Non finirà certo l’11 agosto del 2014, l’esperienza del Valle bene comune. Ma quell’autosgombero che s’è consumato tra occhi velati e sorrisi contratti non può certo considerarsi un risultato entusiasmante. Anche al saldo dell’inevitabile malinconia dei più, dei molti che ieri mattina si sono accalcati dentro e fuori il teatro. E’ andata come l’assemblea degli occupanti ha deciso che andasse. Con un compromesso non proprio generoso verso chi per tre anni ha coltivato e nutrito una delle più esaltanti esperienze artistico-politiche. Elogiata e apprezzata in mezzo mondo, tranne che nel nostro opaco e ammuffito ridotto culturale: talmente gretto da interrompere la fornitura elettrica, nel timore il teatro non gli venisse consegnato; talmente meschino da non concedere l’ultimo angoletto rimasto, quel foyer che non a caso può tradursi anche in focolare.

Per quanti sforzi la fiducia sia in grado di offrire, non c’è altro che un futuro impegno a proseguire un negoziato, che finora non ha depositato che qualche ipotesi di collaborazione, un po’ qua e un po’ là, un po’ sopra e un po’ sotto il palcoscenico. Un negoziato che non è mai davvero cominciato e che è servito solo a dissimulare quel che non è mai stato in discussione: la fine dell’occupazione. Un esito imposto dal Comune e dai suoi mandanti governativi, ma forse in una qualche misura introiettato dalla gran parte degli stessi occupanti.

Si potrà discutere ancora e ancora a lungo se, in queste condizioni (con questi rapporti di forza), si sarebbe potuto far qualcosa di diverso. E non mancano rimpianti, amarezze e anche qualche acidità: quando ci si divide, è difficile evitare strascichi politici. C’è tuttavia un impegno dichiarato e ribadito di integrare nell’attività istituzionale del Teatro di Roma un progetto sperimentale di teatro partecipato, da affidare alla Fondazione Valle bene comune. E’ un riconoscimento dei tre anni vissuti pericolosamente in occupazione e un possibile prolungamento dell’attività fin qui svolta. E’ solo un impegno, ma certo permetterebbe di ripartire con rinnovato slancio, senza stucchevoli ipoteche legalitarie, con tempi e spazi finalmente rilassati e anche con qualche risorsa in più. E tutto ciò, addirittura, a partire da quella sede vanamente richiesta, quel simbolico foyer che potrebbe somigliare a un ritorno al focolare.
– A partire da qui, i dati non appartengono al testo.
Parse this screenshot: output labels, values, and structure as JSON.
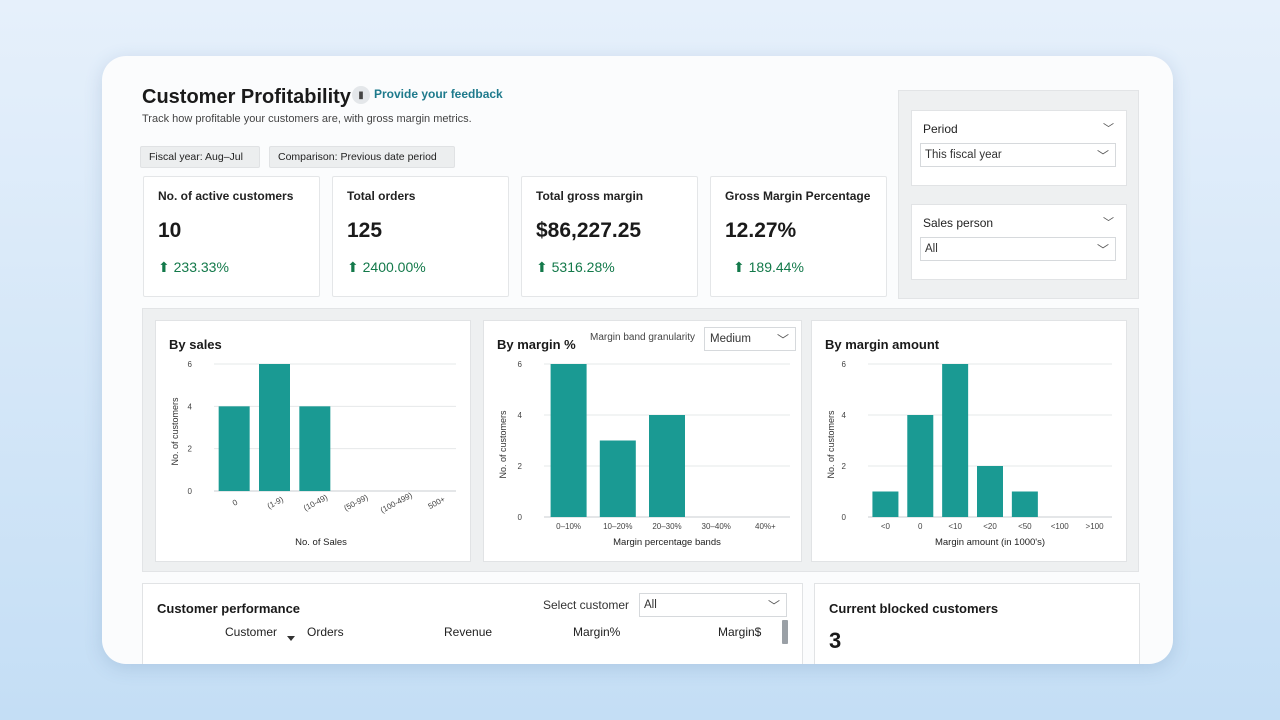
{
  "header": {
    "title": "Customer Profitability",
    "feedback_icon": "feedback-icon",
    "feedback_link": "Provide your feedback",
    "subtitle": "Track how profitable your customers are, with gross margin metrics."
  },
  "chips": {
    "fiscal_year": "Fiscal year: Aug–Jul",
    "comparison": "Comparison: Previous date period"
  },
  "kpis": [
    {
      "label": "No. of active customers",
      "value": "10",
      "change": "⬆ 233.33%"
    },
    {
      "label": "Total orders",
      "value": "125",
      "change": "⬆ 2400.00%"
    },
    {
      "label": "Total gross margin",
      "value": "$86,227.25",
      "change": "⬆ 5316.28%"
    },
    {
      "label": "Gross Margin Percentage",
      "value": "12.27%",
      "change": "⬆ 189.44%"
    }
  ],
  "filters": {
    "period": {
      "label": "Period",
      "value": "This fiscal year"
    },
    "sales_person": {
      "label": "Sales person",
      "value": "All"
    }
  },
  "granularity": {
    "label": "Margin band granularity",
    "value": "Medium"
  },
  "colors": {
    "bar": "#1a9a93",
    "positive": "#13794a",
    "link": "#1e7a8c"
  },
  "chart_data": [
    {
      "type": "bar",
      "title": "By sales",
      "categories": [
        "0",
        "(1-9)",
        "(10-49)",
        "(50-99)",
        "(100-499)",
        "500+"
      ],
      "values": [
        4,
        6,
        4,
        0,
        0,
        0
      ],
      "xlabel": "No. of Sales",
      "ylabel": "No. of customers",
      "yticks": [
        "0",
        "2",
        "4",
        "6"
      ],
      "ylim": [
        0,
        6
      ]
    },
    {
      "type": "bar",
      "title": "By margin %",
      "categories": [
        "0–10%",
        "10–20%",
        "20–30%",
        "30–40%",
        "40%+"
      ],
      "values": [
        6,
        3,
        4,
        0,
        0
      ],
      "xlabel": "Margin percentage bands",
      "ylabel": "No. of customers",
      "yticks": [
        "0",
        "2",
        "4",
        "6"
      ],
      "ylim": [
        0,
        6
      ]
    },
    {
      "type": "bar",
      "title": "By margin amount",
      "categories": [
        "<0",
        "0",
        "<10",
        "<20",
        "<50",
        "<100",
        ">100"
      ],
      "values": [
        1,
        4,
        6,
        2,
        1,
        0,
        0
      ],
      "xlabel": "Margin amount (in 1000's)",
      "ylabel": "No. of customers",
      "yticks": [
        "0",
        "2",
        "4",
        "6"
      ],
      "ylim": [
        0,
        6
      ]
    }
  ],
  "performance": {
    "title": "Customer performance",
    "select_label": "Select customer",
    "select_value": "All",
    "columns": [
      "Customer",
      "Orders",
      "Revenue",
      "Margin%",
      "Margin$"
    ]
  },
  "blocked": {
    "title": "Current blocked customers",
    "value": "3"
  }
}
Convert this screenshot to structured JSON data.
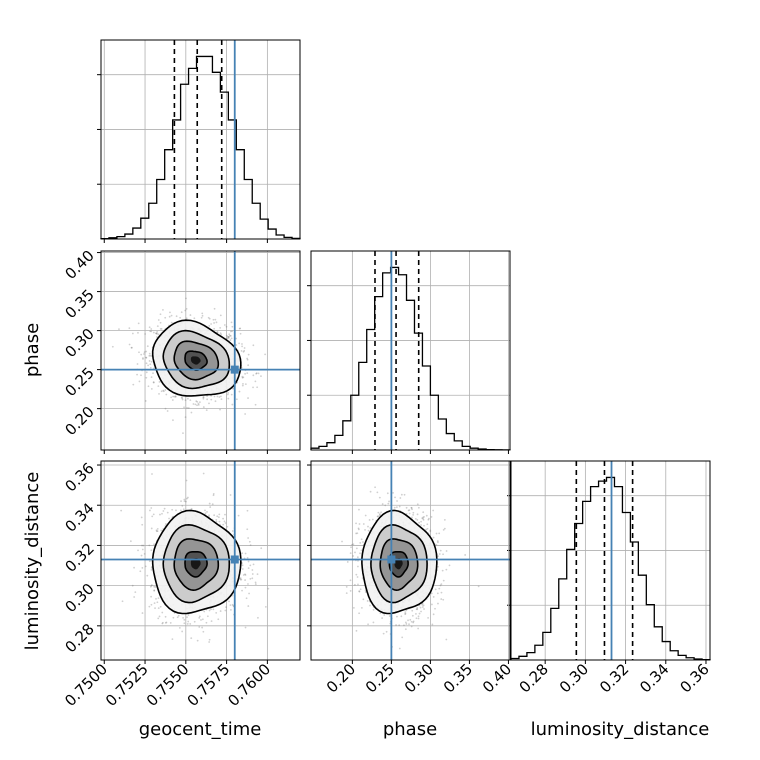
{
  "chart_data": {
    "type": "corner",
    "parameters": [
      "geocent_time",
      "phase",
      "luminosity_distance"
    ],
    "truth_color": "#4682b4",
    "truths": {
      "geocent_time": 0.758,
      "phase": 0.25,
      "luminosity_distance": 0.313
    },
    "quantiles": {
      "geocent_time": [
        0.7543,
        0.7557,
        0.7572
      ],
      "phase": [
        0.229,
        0.256,
        0.285
      ],
      "luminosity_distance": [
        0.2955,
        0.3095,
        0.3235
      ]
    },
    "ranges": {
      "geocent_time": [
        0.7498,
        0.762
      ],
      "phase": [
        0.147,
        0.402
      ],
      "luminosity_distance": [
        0.263,
        0.362
      ]
    },
    "ticks": {
      "geocent_time": [
        "0.7500",
        "0.7525",
        "0.7550",
        "0.7575",
        "0.7600"
      ],
      "phase": [
        "0.20",
        "0.25",
        "0.30",
        "0.35",
        "0.40"
      ],
      "luminosity_distance": [
        "0.28",
        "0.30",
        "0.32",
        "0.34",
        "0.36"
      ]
    },
    "histograms": {
      "geocent_time": [
        0.2,
        0.6,
        1.2,
        2.5,
        5.5,
        10.5,
        18,
        30,
        45,
        60,
        78,
        86,
        92,
        92,
        84,
        74,
        60,
        45,
        30,
        18,
        10,
        5,
        2,
        0.8,
        0.3
      ],
      "phase": [
        1,
        2,
        4,
        8,
        16,
        30,
        48,
        66,
        84,
        97,
        100,
        96,
        82,
        64,
        46,
        30,
        17,
        9,
        5,
        2,
        1,
        0.5,
        0.2,
        0.1,
        0.05
      ],
      "luminosity_distance": [
        0.8,
        2,
        4,
        8,
        15,
        28,
        44,
        60,
        74,
        86,
        94,
        97,
        99,
        94,
        80,
        64,
        46,
        30,
        18,
        10,
        5,
        2.5,
        1.2,
        0.5,
        0.2
      ]
    },
    "contours": {
      "phase_vs_geocent_time": {
        "mean": [
          0.7556,
          0.262
        ],
        "sd": [
          0.00135,
          0.024
        ],
        "rho": -0.15
      },
      "luminosity_distance_vs_geocent_time": {
        "mean": [
          0.7556,
          0.311
        ],
        "sd": [
          0.00135,
          0.0125
        ],
        "rho": 0.0
      },
      "luminosity_distance_vs_phase": {
        "mean": [
          0.259,
          0.311
        ],
        "sd": [
          0.024,
          0.0125
        ],
        "rho": 0.0
      }
    },
    "contour_levels_sigma": [
      0.5,
      1.0,
      1.5,
      2.0
    ],
    "grid": true
  }
}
Verrebbe solo da chiedersi come mai tali impegni non abbiano depositato atti formali, quelle scansioni procedurali che sanciscono nel concreto le decisioni politiche. Normalmente, i sindaci emanano ordinanze, le giunte, i consigli approvano delibere, i dirigenti amministrativi predispongono determinazioni; e perfino i consigli d’amministrazione, come per esempio quello del Teatro di Roma, deliberano le loro scelte. Un impegno troppo impegnativo? Meglio ridiscutere tutto a settembre, ottobre, Natale, con il teatro vuoto e nelle mani dei restauratori e chissà per quanto tempo? Vedremo. Pronti a superare le nostre diffidenze, così come a confermare i nostri sospetti.

Resta in ogni caso irrisolto, anzi negato quel diritto che anche in Costituzione viene invano prescritto. E cioè la possibilità di favorire quelle iniziative sociali che svolgono funzioni di sussidiarietà. Lo stato dovrebbe farlo ma non lo fa. Manda però la polizia a sgomberare e smantellare. Preferisce consegnare tali funzioni al mercato, che di sussidiario ha ben poco, anzi sostanzialmente nulla: cerca solo vantaggi e profitti. Se il Teatro Valle non fosse stato occupato, oggi non sarebbe più un teatro pubblico ma uno spazio privato, probabilmente un centro commerciale: il tutto, ovviamente, nella piena legalità. E ministri, sindaci e assessori non sarebbero stati costretti a discutere, affannarsi, trattare.

In un tg qualsiasi un cronista ha detto che «finalmente il Teatro Valle sarà riconsegnato alla città». Sta succedendo esattamente il contrario.